Расстояние между двумя мостами катер по течению реки проплыл за 5 часов, а против течения реки за 6

Problem Analysis

To find the speed of the boat, we need to use the formula: speed = distance / time. We are given the time it takes for the boat to travel between two bridges, both with and against the current of the river. We also know the speed of the river's current. Using this information, we can calculate the speed of the boat.

Solution

Let's assume the distance between the two bridges is d km and the speed of the boat is b km/h.

When the boat is traveling with the current, its effective speed is the sum of its own speed and the speed of the current. Therefore, the boat covers the distance between the bridges in 5 hours. We can write this as:

d = (b + 2) * 5 When the boat is traveling against the current, its effective speed is the difference between its own speed and the speed of the current. Therefore, the boat covers the same distance between the bridges in 6 hours. We can write this as:

d = (b - 2) * 6 Now we have a system of two equations with two unknowns (d and b). We can solve this system to find the value of b.

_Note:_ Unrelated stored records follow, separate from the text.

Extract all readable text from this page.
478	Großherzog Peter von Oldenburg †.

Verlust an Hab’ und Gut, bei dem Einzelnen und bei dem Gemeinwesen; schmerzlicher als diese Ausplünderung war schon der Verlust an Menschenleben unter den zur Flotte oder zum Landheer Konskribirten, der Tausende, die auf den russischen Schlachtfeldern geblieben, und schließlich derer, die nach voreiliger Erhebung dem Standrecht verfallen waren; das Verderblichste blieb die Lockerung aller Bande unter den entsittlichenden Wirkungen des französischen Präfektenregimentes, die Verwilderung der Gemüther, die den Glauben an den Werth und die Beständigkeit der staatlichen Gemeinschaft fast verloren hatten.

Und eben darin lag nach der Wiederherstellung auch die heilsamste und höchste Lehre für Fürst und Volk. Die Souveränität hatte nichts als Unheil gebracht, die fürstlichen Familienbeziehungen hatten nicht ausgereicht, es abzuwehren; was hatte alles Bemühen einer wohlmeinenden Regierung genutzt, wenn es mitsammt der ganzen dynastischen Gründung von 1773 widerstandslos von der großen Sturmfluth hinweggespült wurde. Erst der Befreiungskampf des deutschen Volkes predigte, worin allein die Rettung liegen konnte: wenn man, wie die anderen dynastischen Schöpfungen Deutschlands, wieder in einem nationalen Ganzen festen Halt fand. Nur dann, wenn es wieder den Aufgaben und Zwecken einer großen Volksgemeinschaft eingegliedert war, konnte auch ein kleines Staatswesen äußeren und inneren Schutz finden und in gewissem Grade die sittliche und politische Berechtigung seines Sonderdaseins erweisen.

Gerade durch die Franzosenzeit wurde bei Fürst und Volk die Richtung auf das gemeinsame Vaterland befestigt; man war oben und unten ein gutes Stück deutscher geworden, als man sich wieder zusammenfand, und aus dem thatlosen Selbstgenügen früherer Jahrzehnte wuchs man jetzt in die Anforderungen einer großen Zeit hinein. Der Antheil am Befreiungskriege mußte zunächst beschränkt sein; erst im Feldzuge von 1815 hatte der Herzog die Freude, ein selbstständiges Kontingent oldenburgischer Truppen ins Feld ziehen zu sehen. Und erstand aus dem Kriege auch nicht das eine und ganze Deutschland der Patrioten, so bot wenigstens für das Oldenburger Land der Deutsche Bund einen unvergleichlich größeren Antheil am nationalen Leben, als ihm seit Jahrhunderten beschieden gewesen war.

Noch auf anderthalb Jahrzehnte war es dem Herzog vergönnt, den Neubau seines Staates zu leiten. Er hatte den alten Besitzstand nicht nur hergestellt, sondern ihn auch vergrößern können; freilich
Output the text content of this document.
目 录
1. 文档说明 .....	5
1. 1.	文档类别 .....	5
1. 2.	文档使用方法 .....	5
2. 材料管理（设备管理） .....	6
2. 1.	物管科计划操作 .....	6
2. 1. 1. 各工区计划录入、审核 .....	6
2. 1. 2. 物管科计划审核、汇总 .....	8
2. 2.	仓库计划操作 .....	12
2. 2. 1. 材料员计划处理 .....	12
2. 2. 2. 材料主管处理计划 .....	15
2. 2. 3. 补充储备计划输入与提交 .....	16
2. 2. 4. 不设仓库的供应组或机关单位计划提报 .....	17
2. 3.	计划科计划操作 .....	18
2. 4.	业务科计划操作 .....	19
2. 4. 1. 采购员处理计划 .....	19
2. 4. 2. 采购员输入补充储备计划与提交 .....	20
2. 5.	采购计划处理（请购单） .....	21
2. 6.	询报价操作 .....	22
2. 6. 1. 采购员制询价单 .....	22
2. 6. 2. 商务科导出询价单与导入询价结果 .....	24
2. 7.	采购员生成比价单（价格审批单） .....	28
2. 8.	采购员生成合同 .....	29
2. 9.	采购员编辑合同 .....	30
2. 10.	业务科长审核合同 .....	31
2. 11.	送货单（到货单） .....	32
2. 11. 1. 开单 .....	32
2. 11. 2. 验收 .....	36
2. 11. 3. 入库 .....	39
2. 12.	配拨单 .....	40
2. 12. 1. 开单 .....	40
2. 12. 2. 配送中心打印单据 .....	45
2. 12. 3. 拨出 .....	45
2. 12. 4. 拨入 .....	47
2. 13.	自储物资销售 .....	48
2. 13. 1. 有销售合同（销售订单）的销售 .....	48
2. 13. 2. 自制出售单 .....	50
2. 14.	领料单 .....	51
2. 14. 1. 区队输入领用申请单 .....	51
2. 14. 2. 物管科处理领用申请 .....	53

Solving the System of Equations

Let's solve the system of equations:

From equation 1: d = (b + 2) * 5

From equation 2: d = (b - 2) * 6

Setting the two equations equal to each other:

(b + 2) * 5 = (b - 2) * 6

Expanding and simplifying:

5b + 10 = 6b - 12

10 + 12 = 6b - 5b

22 = b

Therefore, the speed of the boat is 22 km/h.

Answer

The speed of the boat is 22 km/h.

Explanation

When the boat is traveling with the current, it covers the distance between the bridges in 5 hours. When it is traveling against the current, it covers the same distance in 6 hours. By solving the system of equations, we find that the speed of the boat is 22 km/h.

I hope this helps! Let me know if you have any further questions.